If you're doing a solo project – would you use CI tools to build from a repository? I've used Hudson and Cruise Control in a team environment, where it's essential to build as soon as anyone checks anything in.
I think the value of version control is still obvious, but do I need to build after every commit, seeing as I would just have built on my local machine, and no-one else is committing?
Best Answer
Well I'm planning to use an continuous integration tool on a project and I'm the unique developer. The need comes because
Other than cross-platform and team-work preparation, I don't see the need. The main thing is to have some kind of source control software and have several repository to keep backups. That will help you setup build tools around it when needed.
About the build timing, I'm using Mercurial and setting up an integration repository that is not the teamwork repository. So, push changes in the teamwork repo until I feel it's time to make the integration system try to build.
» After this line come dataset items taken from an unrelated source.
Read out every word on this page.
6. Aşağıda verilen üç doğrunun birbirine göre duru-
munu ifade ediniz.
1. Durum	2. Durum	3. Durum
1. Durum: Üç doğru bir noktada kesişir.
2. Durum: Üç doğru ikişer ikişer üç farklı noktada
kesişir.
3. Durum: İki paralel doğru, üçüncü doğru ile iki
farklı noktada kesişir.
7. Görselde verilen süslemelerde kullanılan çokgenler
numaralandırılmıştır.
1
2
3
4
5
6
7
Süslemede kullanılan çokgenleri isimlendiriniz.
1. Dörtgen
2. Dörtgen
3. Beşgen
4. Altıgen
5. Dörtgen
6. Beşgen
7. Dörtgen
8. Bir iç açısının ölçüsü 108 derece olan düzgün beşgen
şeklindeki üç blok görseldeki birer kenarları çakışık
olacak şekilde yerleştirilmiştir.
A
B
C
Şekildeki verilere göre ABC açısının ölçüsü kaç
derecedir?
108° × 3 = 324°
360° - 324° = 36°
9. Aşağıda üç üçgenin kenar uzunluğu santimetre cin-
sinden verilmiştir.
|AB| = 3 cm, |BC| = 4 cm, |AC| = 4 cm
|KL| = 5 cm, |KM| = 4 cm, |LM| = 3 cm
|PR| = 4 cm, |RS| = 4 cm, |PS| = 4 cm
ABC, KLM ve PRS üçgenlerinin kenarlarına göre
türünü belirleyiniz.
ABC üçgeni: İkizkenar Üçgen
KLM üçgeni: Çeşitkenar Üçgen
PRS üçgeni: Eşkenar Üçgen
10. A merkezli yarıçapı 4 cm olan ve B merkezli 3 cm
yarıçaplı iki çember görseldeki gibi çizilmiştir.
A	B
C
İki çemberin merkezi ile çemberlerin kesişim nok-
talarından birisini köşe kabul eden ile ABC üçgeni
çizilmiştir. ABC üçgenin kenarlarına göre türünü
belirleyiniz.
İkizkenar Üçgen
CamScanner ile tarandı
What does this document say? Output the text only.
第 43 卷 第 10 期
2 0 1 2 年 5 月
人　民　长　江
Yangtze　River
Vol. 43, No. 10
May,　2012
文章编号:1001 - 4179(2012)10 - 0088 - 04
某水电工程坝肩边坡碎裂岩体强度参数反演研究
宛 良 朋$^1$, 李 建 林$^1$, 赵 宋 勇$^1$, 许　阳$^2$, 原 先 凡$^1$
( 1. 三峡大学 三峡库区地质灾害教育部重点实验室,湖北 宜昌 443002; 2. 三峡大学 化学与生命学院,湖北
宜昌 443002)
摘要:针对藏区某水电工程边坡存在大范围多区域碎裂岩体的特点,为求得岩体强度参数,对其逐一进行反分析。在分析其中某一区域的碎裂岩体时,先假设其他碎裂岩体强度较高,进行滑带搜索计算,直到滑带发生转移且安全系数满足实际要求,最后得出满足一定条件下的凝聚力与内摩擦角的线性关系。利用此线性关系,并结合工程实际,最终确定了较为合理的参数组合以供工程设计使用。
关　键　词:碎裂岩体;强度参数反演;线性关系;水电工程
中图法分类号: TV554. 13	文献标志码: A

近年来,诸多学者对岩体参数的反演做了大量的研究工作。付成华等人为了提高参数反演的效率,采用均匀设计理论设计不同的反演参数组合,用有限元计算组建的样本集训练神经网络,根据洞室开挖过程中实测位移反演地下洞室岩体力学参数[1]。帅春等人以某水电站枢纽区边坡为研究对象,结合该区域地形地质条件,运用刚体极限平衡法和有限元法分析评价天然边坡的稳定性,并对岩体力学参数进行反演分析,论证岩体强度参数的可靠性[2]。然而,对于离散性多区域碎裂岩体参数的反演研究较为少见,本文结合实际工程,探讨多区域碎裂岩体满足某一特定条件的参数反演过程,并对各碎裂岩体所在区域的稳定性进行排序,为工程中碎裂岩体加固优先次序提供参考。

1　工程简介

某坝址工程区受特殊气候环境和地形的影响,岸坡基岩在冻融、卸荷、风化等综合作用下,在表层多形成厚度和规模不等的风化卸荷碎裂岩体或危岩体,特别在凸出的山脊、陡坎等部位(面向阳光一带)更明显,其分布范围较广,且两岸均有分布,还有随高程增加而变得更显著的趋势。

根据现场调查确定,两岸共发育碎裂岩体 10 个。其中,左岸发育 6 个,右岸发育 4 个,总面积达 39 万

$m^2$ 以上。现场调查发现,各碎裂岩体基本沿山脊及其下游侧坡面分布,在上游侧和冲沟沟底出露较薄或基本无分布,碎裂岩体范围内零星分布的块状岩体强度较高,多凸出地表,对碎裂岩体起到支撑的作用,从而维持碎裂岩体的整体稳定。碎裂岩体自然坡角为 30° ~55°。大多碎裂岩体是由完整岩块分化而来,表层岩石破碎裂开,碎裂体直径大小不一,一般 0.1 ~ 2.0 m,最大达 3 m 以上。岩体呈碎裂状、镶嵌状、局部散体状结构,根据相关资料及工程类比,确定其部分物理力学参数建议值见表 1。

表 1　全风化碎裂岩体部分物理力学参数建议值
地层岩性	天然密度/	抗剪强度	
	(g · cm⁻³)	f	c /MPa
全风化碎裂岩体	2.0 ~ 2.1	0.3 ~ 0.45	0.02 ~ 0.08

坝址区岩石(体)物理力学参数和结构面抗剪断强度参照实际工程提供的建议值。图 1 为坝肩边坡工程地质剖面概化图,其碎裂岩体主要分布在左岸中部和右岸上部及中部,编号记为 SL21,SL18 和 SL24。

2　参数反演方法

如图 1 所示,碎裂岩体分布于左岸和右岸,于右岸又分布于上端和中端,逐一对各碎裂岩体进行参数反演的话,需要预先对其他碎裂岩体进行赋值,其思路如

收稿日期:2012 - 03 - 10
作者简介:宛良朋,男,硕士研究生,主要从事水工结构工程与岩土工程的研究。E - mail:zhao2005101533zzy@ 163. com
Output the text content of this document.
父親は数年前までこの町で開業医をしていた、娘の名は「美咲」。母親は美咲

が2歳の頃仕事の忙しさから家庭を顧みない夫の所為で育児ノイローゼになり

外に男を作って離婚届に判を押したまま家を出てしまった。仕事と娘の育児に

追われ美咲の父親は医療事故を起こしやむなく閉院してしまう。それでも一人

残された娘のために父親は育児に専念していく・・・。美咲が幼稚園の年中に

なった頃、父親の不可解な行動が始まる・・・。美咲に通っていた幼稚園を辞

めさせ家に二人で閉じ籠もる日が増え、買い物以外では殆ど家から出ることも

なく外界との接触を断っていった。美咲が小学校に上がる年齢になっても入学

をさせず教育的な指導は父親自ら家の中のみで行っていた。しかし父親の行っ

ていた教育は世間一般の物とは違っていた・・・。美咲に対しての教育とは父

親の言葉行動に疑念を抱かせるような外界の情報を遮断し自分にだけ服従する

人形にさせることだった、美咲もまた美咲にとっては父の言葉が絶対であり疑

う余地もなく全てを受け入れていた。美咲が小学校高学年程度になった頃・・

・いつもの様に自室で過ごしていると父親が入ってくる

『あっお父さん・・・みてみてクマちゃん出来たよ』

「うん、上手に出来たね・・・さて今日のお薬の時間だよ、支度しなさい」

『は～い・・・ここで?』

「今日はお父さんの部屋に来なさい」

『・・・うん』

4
Then I push from the teamwork repo to the integration repo and that will trigger the build. Then I also add a script that will pull the teamwork repo in the integration repo one time each day.
Here I'm assuming that I work almost all days on my project but it's not always true. You have to set a build timing that is relative to how often you need builds. In a game company I worked at before, we used CruiseControle and it built a full build each hour. We could also force a build whenever we wanted if needed.
For a home project, one time a day might be already "often". The main requirement would be to easily allow the user to force launching a build.